I will say this for myself: My motivations were as pure as my logic was flawed. We’d been struggling with the potty talk for so long. It had become a serious problem, what with all the talk of toots, poop, pee, bottoms and penises fouling up our nightly family dinner. So I thought I’d take the hit and give the boys a week to “get it out of their system” while their mother was out of town. As soon as she got back, I had warned them, they’d have to cut out the potty talk for good, or face consequences.
Far from getting it out of their system, my boys just used more potty talk without any indication that they were bored by it or likely to ever be bored by it.
To understand where I’d gone wrong, I called Dr. Alan Kazdin, a very smart Yale professor I talk to from time to time. He very kindly and very politely explained that my initial idea for a fix, getting it out of the system, was fairly common practice but also–and he phrased this more delicately–stupid.
“Reasoning is not a way to change human behavior,” Kazdin said. “Practice is the best way to get the behavior. And you had practice going on. It’s as if you said, ‘While mommy’s away, let’s practice like hell the behavior I don’t want.’”
It turns out, my initial idea was built on the concept of psychological catharsis. This concept came from Aristotle and was applied to psychotherapy by Freud. The essential idea of catharsis is that a person resolves pent-up problems through a kind of psychological purge like talking or reliving a traumatic experience. A more modern practice of catharsis might entail encouraging a violent child to purge latent violence by participating in violent sports or violent video games. This makes logical sense only if there’s a set amount of violence (or a set amount of desire to shout “penis”) in someone’s soul. There normally is not.

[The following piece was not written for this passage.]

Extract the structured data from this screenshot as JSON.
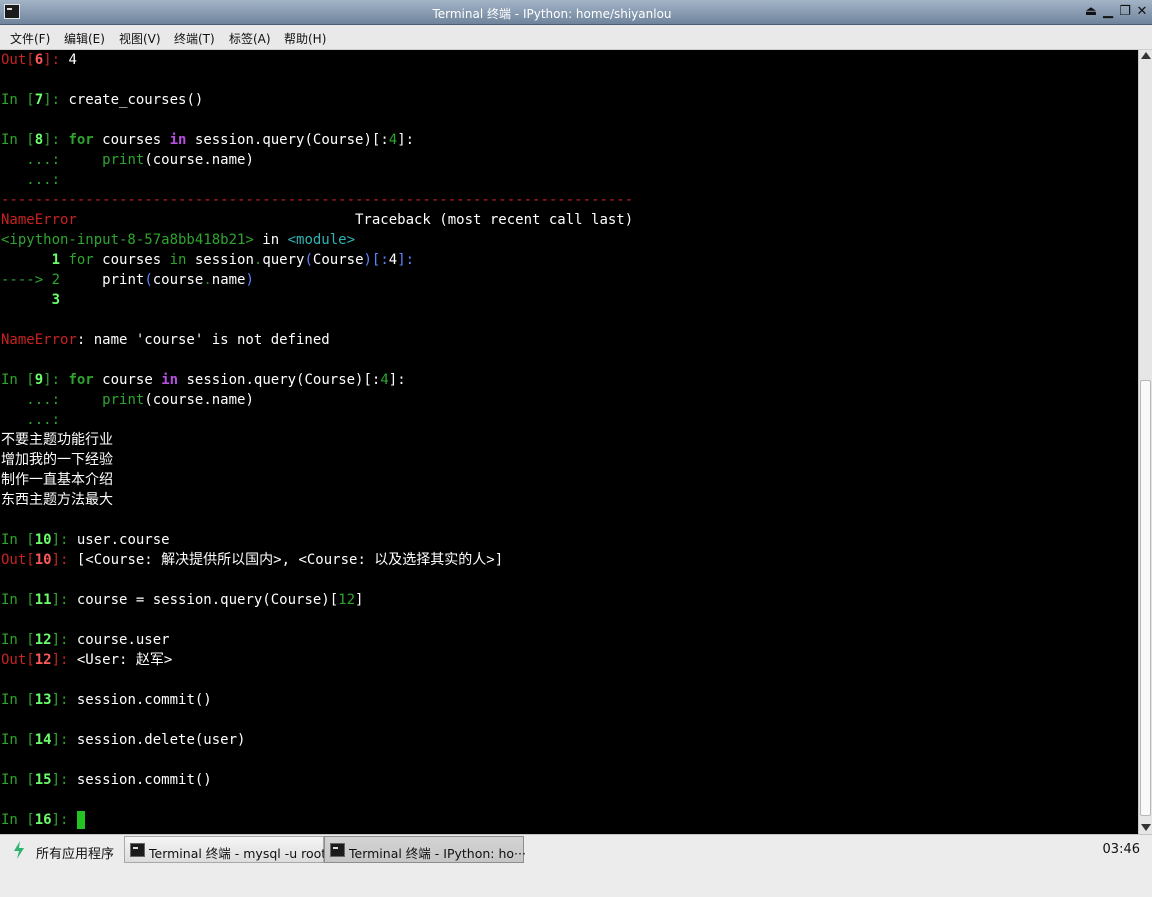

“We know that it usually doesn’t work,” says Kazdin. “The why it doesn’t has to do with the mistaken idea of the causes of things.” He notes that the modern idea of psychological catharsis is tied up in the understanding of physics from the 1950s when catharsis calcified in the public consciousness. This was that these emotional energies could move from one stage to another, essentially being depleted in the brain by moving it somewhere else. “We know now that some of the things we thought were cathartic make things worse”

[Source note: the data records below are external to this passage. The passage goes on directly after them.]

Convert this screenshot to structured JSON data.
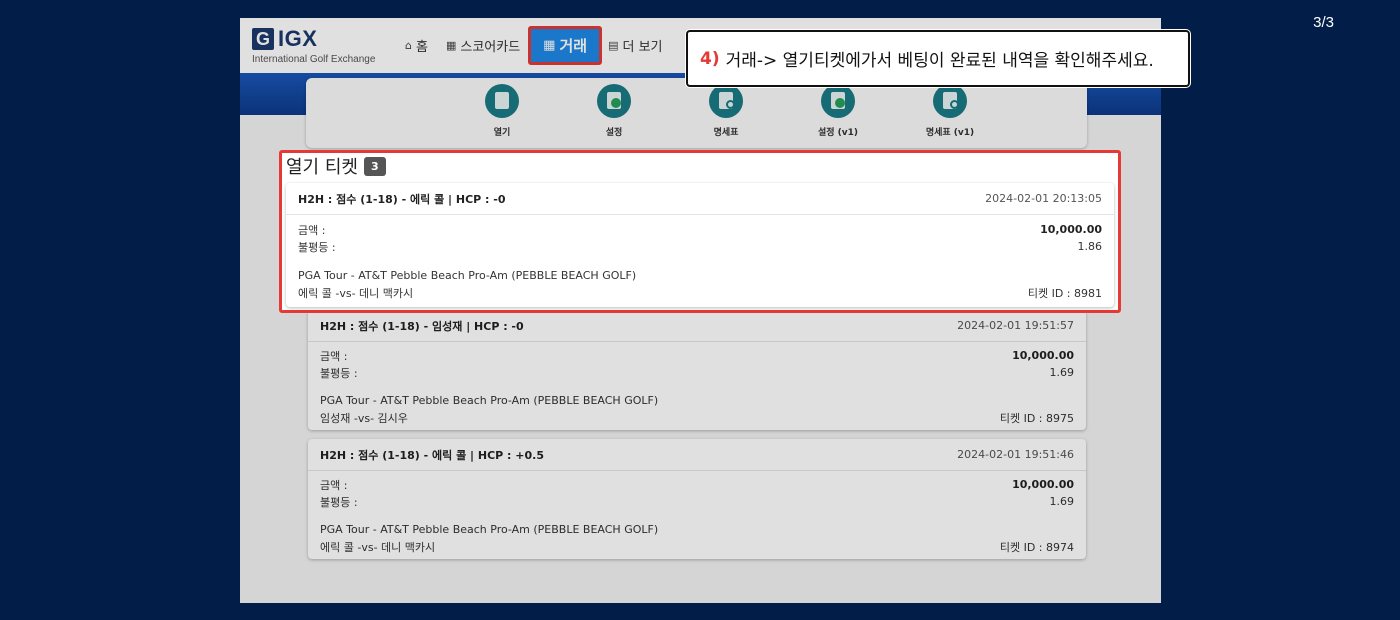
{
  "page_counter": "3/3",
  "header": {
    "logo_text": "IGX",
    "logo_subtitle": "International Golf Exchange",
    "nav": [
      {
        "label": "홈",
        "icon": "home-icon"
      },
      {
        "label": "스코어카드",
        "icon": "table-icon"
      },
      {
        "label": "거래",
        "icon": "calculator-icon",
        "active": true
      },
      {
        "label": "더 보기",
        "icon": "list-icon"
      }
    ]
  },
  "subnav": [
    {
      "label": "열기",
      "icon": "ticket-icon"
    },
    {
      "label": "설정",
      "icon": "check-ticket-icon"
    },
    {
      "label": "명세표",
      "icon": "statement-icon"
    },
    {
      "label": "설정 (v1)",
      "icon": "check-ticket-icon"
    },
    {
      "label": "명세표 (v1)",
      "icon": "statement-icon"
    }
  ],
  "tickets_section": {
    "title": "열기 티켓",
    "count": "3"
  },
  "tickets": [
    {
      "match": "H2H : 점수 (1-18) - 에릭 콜 | HCP : -0",
      "time": "2024-02-01 20:13:05",
      "amount_label": "금액 :",
      "amount_value": "10,000.00",
      "odds_label": "불평등 :",
      "odds_value": "1.86",
      "tour": "PGA Tour - AT&T Pebble Beach Pro-Am (PEBBLE BEACH GOLF)",
      "players": "에릭 콜 -vs- 데니 맥카시",
      "ticket_id": "티켓 ID : 8981"
    },
    {
      "match": "H2H : 점수 (1-18) - 임성재 | HCP : -0",
      "time": "2024-02-01 19:51:57",
      "amount_label": "금액 :",
      "amount_value": "10,000.00",
      "odds_label": "불평등 :",
      "odds_value": "1.69",
      "tour": "PGA Tour - AT&T Pebble Beach Pro-Am (PEBBLE BEACH GOLF)",
      "players": "임성재 -vs- 김시우",
      "ticket_id": "티켓 ID : 8975"
    },
    {
      "match": "H2H : 점수 (1-18) - 에릭 콜 | HCP : +0.5",
      "time": "2024-02-01 19:51:46",
      "amount_label": "금액 :",
      "amount_value": "10,000.00",
      "odds_label": "불평등 :",
      "odds_value": "1.69",
      "tour": "PGA Tour - AT&T Pebble Beach Pro-Am (PEBBLE BEACH GOLF)",
      "players": "에릭 콜 -vs- 데니 맥카시",
      "ticket_id": "티켓 ID : 8974"
    }
  ],
  "callout": {
    "step": "4)",
    "text": "거래-> 열기티켓에가서 베팅이 완료된 내역을 확인해주세요."
  },
  "colors": {
    "background": "#011d48",
    "accent": "#1e88e5",
    "highlight": "#e53935",
    "brand": "#1c3a6e"
  }
}
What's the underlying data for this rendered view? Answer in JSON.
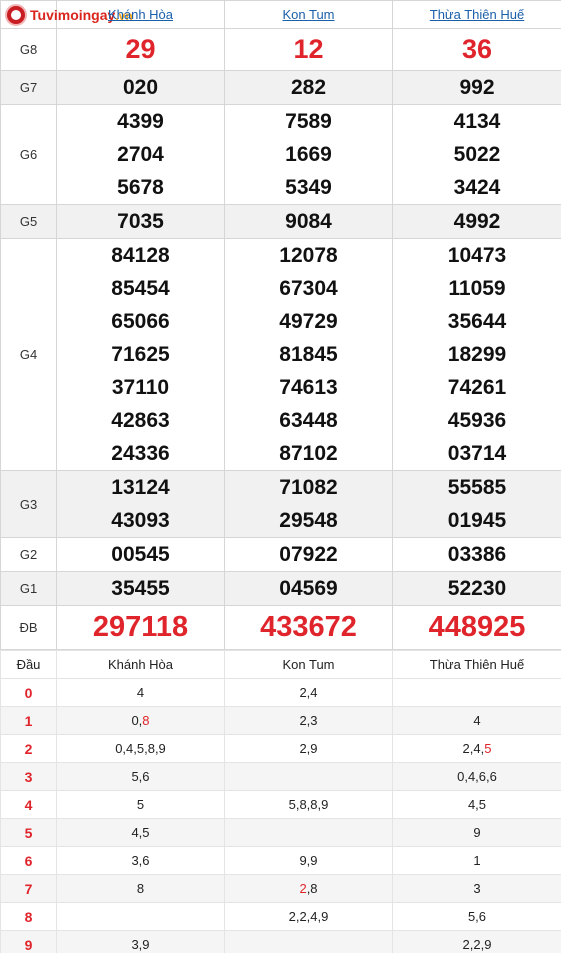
{
  "logo": {
    "brand": "Tuvimoingay",
    "suffix": ".vn",
    "badge": "TVMN"
  },
  "provinces": [
    "Khánh Hòa",
    "Kon Tum",
    "Thừa Thiên Huế"
  ],
  "prizes": [
    {
      "label": "G8",
      "values": [
        [
          "29"
        ],
        [
          "12"
        ],
        [
          "36"
        ]
      ]
    },
    {
      "label": "G7",
      "values": [
        [
          "020"
        ],
        [
          "282"
        ],
        [
          "992"
        ]
      ]
    },
    {
      "label": "G6",
      "values": [
        [
          "4399",
          "2704",
          "5678"
        ],
        [
          "7589",
          "1669",
          "5349"
        ],
        [
          "4134",
          "5022",
          "3424"
        ]
      ]
    },
    {
      "label": "G5",
      "values": [
        [
          "7035"
        ],
        [
          "9084"
        ],
        [
          "4992"
        ]
      ]
    },
    {
      "label": "G4",
      "values": [
        [
          "84128",
          "85454",
          "65066",
          "71625",
          "37110",
          "42863",
          "24336"
        ],
        [
          "12078",
          "67304",
          "49729",
          "81845",
          "74613",
          "63448",
          "87102"
        ],
        [
          "10473",
          "11059",
          "35644",
          "18299",
          "74261",
          "45936",
          "03714"
        ]
      ]
    },
    {
      "label": "G3",
      "values": [
        [
          "13124",
          "43093"
        ],
        [
          "71082",
          "29548"
        ],
        [
          "55585",
          "01945"
        ]
      ]
    },
    {
      "label": "G2",
      "values": [
        [
          "00545"
        ],
        [
          "07922"
        ],
        [
          "03386"
        ]
      ]
    },
    {
      "label": "G1",
      "values": [
        [
          "35455"
        ],
        [
          "04569"
        ],
        [
          "52230"
        ]
      ]
    },
    {
      "label": "ĐB",
      "values": [
        [
          "297118"
        ],
        [
          "433672"
        ],
        [
          "448925"
        ]
      ]
    }
  ],
  "loto": {
    "header": [
      "Đầu",
      "Khánh Hòa",
      "Kon Tum",
      "Thừa Thiên Huế"
    ],
    "rows": [
      {
        "head": "0",
        "cols": [
          [
            {
              "t": "4"
            }
          ],
          [
            {
              "t": "2,4"
            }
          ],
          []
        ]
      },
      {
        "head": "1",
        "cols": [
          [
            {
              "t": "0,"
            },
            {
              "t": "8",
              "hl": true
            }
          ],
          [
            {
              "t": "2,3"
            }
          ],
          [
            {
              "t": "4"
            }
          ]
        ]
      },
      {
        "head": "2",
        "cols": [
          [
            {
              "t": "0,4,5,8,9"
            }
          ],
          [
            {
              "t": "2,9"
            }
          ],
          [
            {
              "t": "2,4,"
            },
            {
              "t": "5",
              "hl": true
            }
          ]
        ]
      },
      {
        "head": "3",
        "cols": [
          [
            {
              "t": "5,6"
            }
          ],
          [],
          [
            {
              "t": "0,4,6,6"
            }
          ]
        ]
      },
      {
        "head": "4",
        "cols": [
          [
            {
              "t": "5"
            }
          ],
          [
            {
              "t": "5,8,8,9"
            }
          ],
          [
            {
              "t": "4,5"
            }
          ]
        ]
      },
      {
        "head": "5",
        "cols": [
          [
            {
              "t": "4,5"
            }
          ],
          [],
          [
            {
              "t": "9"
            }
          ]
        ]
      },
      {
        "head": "6",
        "cols": [
          [
            {
              "t": "3,6"
            }
          ],
          [
            {
              "t": "9,9"
            }
          ],
          [
            {
              "t": "1"
            }
          ]
        ]
      },
      {
        "head": "7",
        "cols": [
          [
            {
              "t": "8"
            }
          ],
          [
            {
              "t": "2",
              "hl": true
            },
            {
              "t": ",8"
            }
          ],
          [
            {
              "t": "3"
            }
          ]
        ]
      },
      {
        "head": "8",
        "cols": [
          [],
          [
            {
              "t": "2,2,4,9"
            }
          ],
          [
            {
              "t": "5,6"
            }
          ]
        ]
      },
      {
        "head": "9",
        "cols": [
          [
            {
              "t": "3,9"
            }
          ],
          [],
          [
            {
              "t": "2,2,9"
            }
          ]
        ]
      }
    ]
  },
  "colors": {
    "accent_red": "#e0242b",
    "link_blue": "#1a5faa",
    "row_grey": "#f1f1f1"
  }
}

So, by combining my mixed up ideas about catharsis with six days of intensive practice I’d ensured my wife was welcomed home to a veritable potty talk party. But, Kazdin assured me, there was a way to get rid of potty talk. We just had to practice the positive opposite.

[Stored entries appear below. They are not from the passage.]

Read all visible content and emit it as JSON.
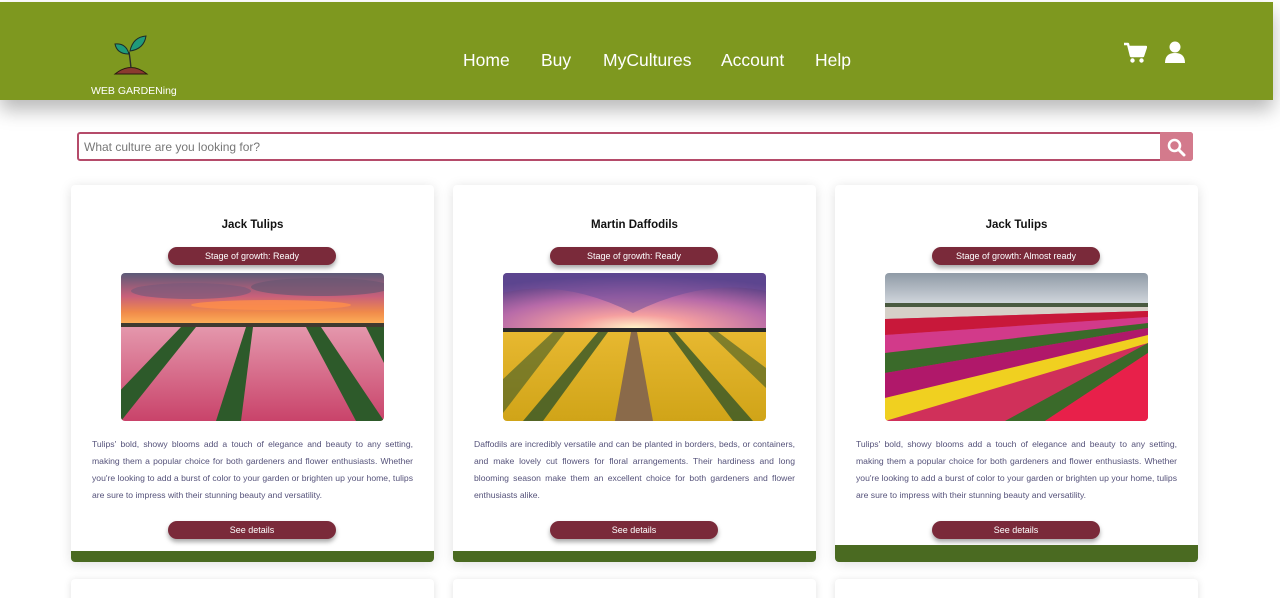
{
  "brand": {
    "logo_text": "WEB GARDENing"
  },
  "nav": {
    "items": [
      {
        "label": "Home"
      },
      {
        "label": "Buy"
      },
      {
        "label": "MyCultures"
      },
      {
        "label": "Account"
      },
      {
        "label": "Help"
      }
    ]
  },
  "header_icons": {
    "cart": "cart-icon",
    "account": "user-icon"
  },
  "search": {
    "placeholder": "What culture are you looking for?",
    "value": "",
    "button_icon": "search-icon"
  },
  "cards": [
    {
      "title": "Jack Tulips",
      "stage": "Stage of growth: Ready",
      "image": "pink tulip field at sunset",
      "description": "Tulips' bold, showy blooms add a touch of elegance and beauty to any setting, making them a popular choice for both gardeners and flower enthusiasts. Whether you're looking to add a burst of color to your garden or brighten up your home, tulips are sure to impress with their stunning beauty and versatility.",
      "button": "See details"
    },
    {
      "title": "Martin Daffodils",
      "stage": "Stage of growth: Ready",
      "image": "yellow daffodil field at sunset",
      "description": "Daffodils are incredibly versatile and can be planted in borders, beds, or containers, and make lovely cut flowers for floral arrangements. Their hardiness and long blooming season make them an excellent choice for both gardeners and flower enthusiasts alike.",
      "button": "See details"
    },
    {
      "title": "Jack Tulips",
      "stage": "Stage of growth: Almost ready",
      "image": "striped tulip field yellow red pink",
      "description": "Tulips' bold, showy blooms add a touch of elegance and beauty to any setting, making them a popular choice for both gardeners and flower enthusiasts. Whether you're looking to add a burst of color to your garden or brighten up your home, tulips are sure to impress with their stunning beauty and versatility.",
      "button": "See details"
    }
  ],
  "colors": {
    "header": "#7e981f",
    "accent": "#7a2a3a",
    "search_border": "#b54b6a",
    "search_button": "#d37a8c",
    "card_footer": "#4a6a21",
    "description_text": "#55527a"
  }
}
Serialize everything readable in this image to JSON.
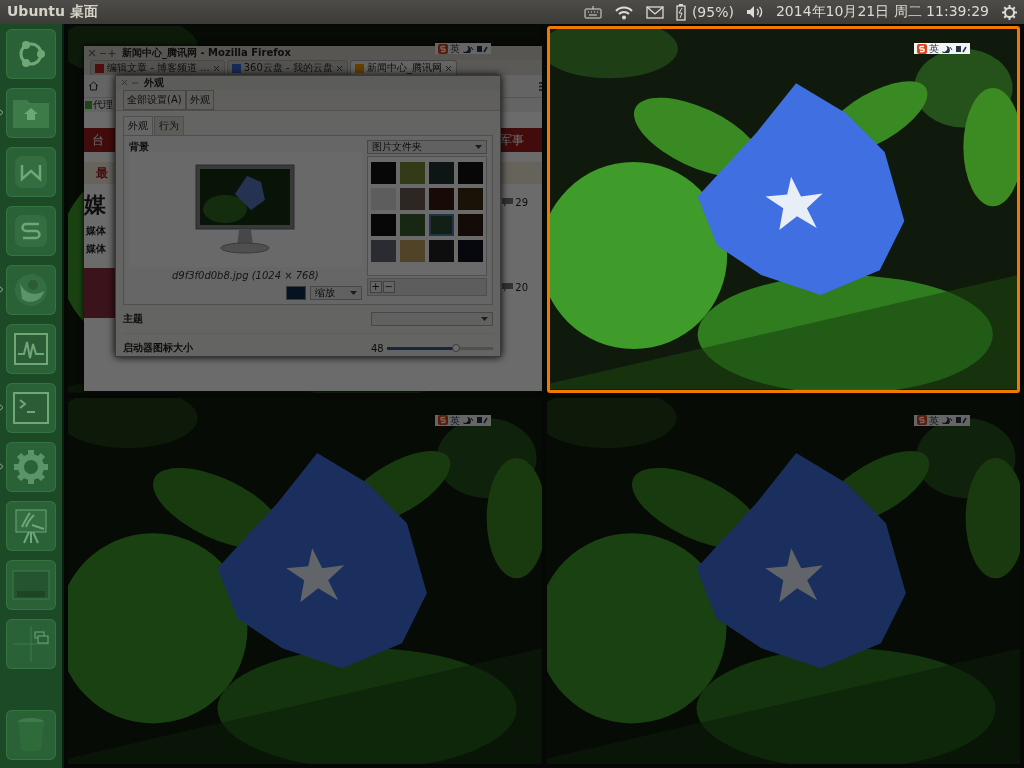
{
  "top_panel": {
    "title": "Ubuntu 桌面",
    "battery": "(95%)",
    "clock": "2014年10月21日 周二 11:39:29"
  },
  "launcher": [
    {
      "kind": "ubuntu",
      "running": false
    },
    {
      "kind": "files",
      "running": true
    },
    {
      "kind": "writer",
      "running": false
    },
    {
      "kind": "wps",
      "running": false
    },
    {
      "kind": "firefox",
      "running": true
    },
    {
      "kind": "monitor",
      "running": false
    },
    {
      "kind": "terminal",
      "running": true
    },
    {
      "kind": "settings",
      "running": true
    },
    {
      "kind": "presenter",
      "running": false
    },
    {
      "kind": "desktop",
      "running": false
    },
    {
      "kind": "workspaces",
      "running": false
    },
    {
      "kind": "trash",
      "running": false
    }
  ],
  "workspaces": [
    {
      "selected": false,
      "ime": "英",
      "has_windows": true
    },
    {
      "selected": true,
      "ime": "英",
      "has_windows": false
    },
    {
      "selected": false,
      "ime": "英",
      "has_windows": false
    },
    {
      "selected": false,
      "ime": "英",
      "has_windows": false
    }
  ],
  "firefox": {
    "title": "新闻中心_腾讯网 - Mozilla Firefox",
    "tabs": [
      {
        "label": "编辑文章 - 博客频道 ...",
        "selected": false
      },
      {
        "label": "360云盘 - 我的云盘",
        "selected": false
      },
      {
        "label": "新闻中心_腾讯网",
        "selected": true
      }
    ],
    "bookmark": "代理",
    "nav_left": "台",
    "nav_right": "军事",
    "latest": "最",
    "headline": "媒",
    "bullets": [
      "媒体",
      "媒体"
    ],
    "comment_counts": [
      "29",
      "20"
    ]
  },
  "appearance_dialog": {
    "title": "外观",
    "toolbar": [
      "全部设置(A)",
      "外观"
    ],
    "tabs": [
      {
        "label": "外观",
        "selected": true
      },
      {
        "label": "行为",
        "selected": false
      }
    ],
    "background_label": "背景",
    "folder": "图片文件夹",
    "caption": "d9f3f0d0b8.jpg (1024 × 768)",
    "scaling": "缩放",
    "thumbnails": [
      {
        "selected": false
      },
      {
        "selected": false
      },
      {
        "selected": false
      },
      {
        "selected": false
      },
      {
        "selected": false
      },
      {
        "selected": false
      },
      {
        "selected": false
      },
      {
        "selected": false
      },
      {
        "selected": false
      },
      {
        "selected": false
      },
      {
        "selected": true
      },
      {
        "selected": false
      },
      {
        "selected": false
      },
      {
        "selected": false
      },
      {
        "selected": false
      },
      {
        "selected": false
      }
    ],
    "add": "+",
    "remove": "−",
    "theme_label": "主题",
    "icon_size_label": "启动器图标大小",
    "icon_size": "48",
    "icon_size_slider": {
      "level": 0.65
    }
  }
}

Kazdin’s strategy involved setting up a relatively limited time where I essentially challenge the boys to not use potty talk, telling them that only really big kids can accomplish such a feat. Over the non-potty talk time, I would occasionally express my amazement they’re doing so well. And beyond the times we practiced the positive opposite, the trick was to happily recognize and praise them when they are talking well and not using potty talk.
“You have got to catch them being non-potty talk and program some time,” Kazdin says. “And then when potty talk does come your way, you’re not going to say a word. That does nothing.”
The initial trials have proven fruitful. It turns out my boys would rather receive my praise and amazement about them being big kids than cracking wise about butts. I for one am relieved, because nobody wants to be a dickhead.